Dridri (première édition 1853)
Traduction par J.-E. Voïnesco.
Les DoïnasJoël CherbuliezLittérature roumaine (p. 94-96).




XXXI

DRIDRI


Celui qui n’a pas vu et n’a pas connu Dridri, l’oiseau vif et joyeux, celui-là, par mon Dieu et par mon âme ! n’a rien vu dans ce monde.

Elle était jeune et gracieuse, vraie Parisienne aux mille enchantements ; sa petite bouche, fraîche comme un œillet, renfermait un trésor de doux baisers.

La franche gaieté qui ranime le cœur brillait dans ses yeux comme un soleil ; elle inspirait la joie et l’amour, car son âme était une âme d’artiste.

Mouvements gracieux, gaies chansons, allure vive, tout la faisait ressembler à une fleur ailée qui volerait dans l’air comme un colibri.

Qui ne l’a vue, qui ne l’a suivie à la promenade des Champs-Élysées ! Qui ne l’a suivie et l’a aperçue de nouveau sans désirer être aimé d’elle !

Certes, Paris est grand et il possède dans son écrin bien des beautés, bien des bijoux ; mais jamais Paris n’a possédé et ne possédera jamais une pareille beauté, un bijou pareil.

Bien des Parisiennes savent gaiement chanter et ravir leurs amants au sein des banquets nocturnes ; mais en fût-il jamais qui sût, aussi bien que Dridri, vider la coupe du plaisir en l’honneur de l’amour ?
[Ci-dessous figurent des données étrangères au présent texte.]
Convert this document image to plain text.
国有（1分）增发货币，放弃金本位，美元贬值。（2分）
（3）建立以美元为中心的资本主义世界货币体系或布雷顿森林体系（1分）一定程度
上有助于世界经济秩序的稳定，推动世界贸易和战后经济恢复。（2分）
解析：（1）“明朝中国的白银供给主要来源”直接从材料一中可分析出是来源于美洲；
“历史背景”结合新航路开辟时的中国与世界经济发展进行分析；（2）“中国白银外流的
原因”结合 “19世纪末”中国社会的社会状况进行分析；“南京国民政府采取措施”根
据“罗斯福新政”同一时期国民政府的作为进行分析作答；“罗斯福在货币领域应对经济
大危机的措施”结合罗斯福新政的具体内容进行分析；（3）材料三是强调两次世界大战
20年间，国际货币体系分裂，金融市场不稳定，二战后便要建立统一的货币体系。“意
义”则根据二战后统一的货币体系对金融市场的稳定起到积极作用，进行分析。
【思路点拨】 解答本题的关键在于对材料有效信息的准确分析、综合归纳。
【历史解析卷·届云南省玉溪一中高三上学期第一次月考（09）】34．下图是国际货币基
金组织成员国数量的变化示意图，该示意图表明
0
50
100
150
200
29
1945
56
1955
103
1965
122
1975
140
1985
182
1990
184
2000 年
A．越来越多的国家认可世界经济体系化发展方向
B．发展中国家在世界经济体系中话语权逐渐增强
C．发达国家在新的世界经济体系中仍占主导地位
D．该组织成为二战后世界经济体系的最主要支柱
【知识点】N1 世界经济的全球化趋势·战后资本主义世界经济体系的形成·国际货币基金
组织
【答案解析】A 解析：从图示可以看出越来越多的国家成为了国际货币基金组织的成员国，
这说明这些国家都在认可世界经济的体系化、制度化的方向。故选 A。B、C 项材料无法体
Elle vint au monde pendant un carnaval, comme une bonne nouvelle, et, depuis, se riant de la mort et des mauvaises destinées, elle chantait ainsi sur les flots du monde :

« La vie passe rapidement ; l’amour est un soleil qui éclaire le cours de la vie. Ô vous, qui traversez le pays de la belle jeunesse, marchez, comme moi, le front dans la lumière !

« Le ciel bienheureux nous a envoyés ici-bas pour voyager ensemble, et nous a donné le sentiment, le désir du bonheur, et une âme ardente pour nous aimer.

« Mon cœur est plein d’amour et de lumière : il veut aimer jusqu’à la mort. Mon âme est toute radieuse… le paradis s’ouvre devant elle… Accourez tous à la voix de la joyeuse Dridri. »

Ainsi chantait, de sa voix harmonieuse, la chère enfant insouciante. Hélas ! elle croyait à l’amour et à ses illusions, comme à des biens célestes et infinis.

Elle ignorait qu’ici-bas la mort atteint de préférence le nom le plus doux, la plus tendre fleur, le vœu le plus suave, et les fait soudain disparaître comme un éclair passager.

Sous une croix funéraire la jeune artiste repose maintenant toute seule : seule et silencieuse, elle est perdue dans un coin du monde, sous la terre noire.

Beauté, jeunesse, gaieté, pouvait-on croire que vous péririez si tôt !… Hélas ! quoiqu’elle ait disparu à nos yeux, personne ne veut croire à la mort de ma chère Dridri.